Tak terasa sudah mau 8 bulan perjalanan cinta yang telah kami buat. Liburan sekolah pun kami isi dengan acara study tour yang diadakan sekolah ke Bali. Selama di Bali, kami membuat banyak kenang-kenangan sebelum aku pindah sekolah ke Jepang karena mengikuti ayahku yang tugas disana. Tak hanya dengan Fariz, aku pun membuat begitu banyak kenang-kenangan dengan teman-temanku.

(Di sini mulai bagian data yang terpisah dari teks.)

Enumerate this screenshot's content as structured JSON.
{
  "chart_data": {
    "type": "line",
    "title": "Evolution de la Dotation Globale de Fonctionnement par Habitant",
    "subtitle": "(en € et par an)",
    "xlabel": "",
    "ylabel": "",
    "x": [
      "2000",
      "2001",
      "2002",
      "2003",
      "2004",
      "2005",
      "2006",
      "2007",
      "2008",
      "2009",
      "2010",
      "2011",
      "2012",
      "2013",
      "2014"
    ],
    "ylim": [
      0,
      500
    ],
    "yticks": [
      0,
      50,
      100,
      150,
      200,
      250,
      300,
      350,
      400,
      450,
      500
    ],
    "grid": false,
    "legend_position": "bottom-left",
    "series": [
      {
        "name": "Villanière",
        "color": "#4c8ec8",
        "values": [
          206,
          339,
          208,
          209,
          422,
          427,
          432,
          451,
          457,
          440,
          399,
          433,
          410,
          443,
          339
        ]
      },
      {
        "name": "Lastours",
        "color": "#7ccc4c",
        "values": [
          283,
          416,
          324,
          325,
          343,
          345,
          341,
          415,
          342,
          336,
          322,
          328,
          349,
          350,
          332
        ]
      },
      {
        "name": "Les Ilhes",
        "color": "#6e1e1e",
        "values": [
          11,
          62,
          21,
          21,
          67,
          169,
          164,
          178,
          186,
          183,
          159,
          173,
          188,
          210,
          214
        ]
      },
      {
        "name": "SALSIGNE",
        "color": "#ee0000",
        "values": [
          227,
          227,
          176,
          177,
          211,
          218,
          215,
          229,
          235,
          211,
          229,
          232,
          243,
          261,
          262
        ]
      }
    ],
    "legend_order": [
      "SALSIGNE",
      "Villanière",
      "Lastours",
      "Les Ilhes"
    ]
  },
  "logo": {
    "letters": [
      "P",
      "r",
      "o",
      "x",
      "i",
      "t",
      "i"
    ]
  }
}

Tinggal menghitung hari, sebelum aku meninggalkan teman-temanku dan juga Fariz. Rasa sedih terus menghampiriku. Tetapi aku tak mau berlarut dalam kesedihan, aku pun membuat banyak kenangan dengan mereka sebelum aku pergi. Kami pergi ke tempat yang jauh untuk bersenang-senang dan mengambil begitu banyak foto. Pesta pun ku gelar di rumah dengan mengundang teman-temanku dan Fariz sehari sebelum aku pergi.

Tepat pada hari keberangkatanku, Fariz dan teman-temanku mengantarkan ku ke bandara. Kami mengobrol sepuasnya di perjalanan dan mengambil begitu banyak foto. Dimanapun dan kapanpun kami selalu mengambil foto. Sesampainya di bandara, suasana sedih sudah aku rasakan. Aku tak ingin meninggalkan mereka tetapi aku tak dapat berbuat apa-apa. Kalau saja ada Doraemon aku pasti akan meminta untuk tinggal di Indonesia saja. Sempat-sempatnya di bandara kami masih saja mengambil foto untuk kenang-kenangan terakhir.

Suara mikrofon yang mengatakan bahwa pesawat Garuda keberangkatan ke Jepang sebentar lagi akan segera berangkat, membuatku sangat merasa sedih sekali. Air mataku pun tumpah seketika. Tiba-tiba Fariz memelukku sebelum aku berangkat. Diikuti teman-temanku yang memelukku bergantian. Dan untuk terakhir kalinya Fariz memelukku dengan wajah yang berkaca-kaca menahan nangis dan berkata,” Aku akan menunggumu sampai kamu pulang. Aku janji.” Dari semua kata yang pernah ia ucapkan kepadaku itu merupakan kata-kata yang paling indah menurutku yang telah ia ucapkan. Dan aku pun berharap hubungan kami dapat terus berlanjut hingga akhir hayat memisahkan kami.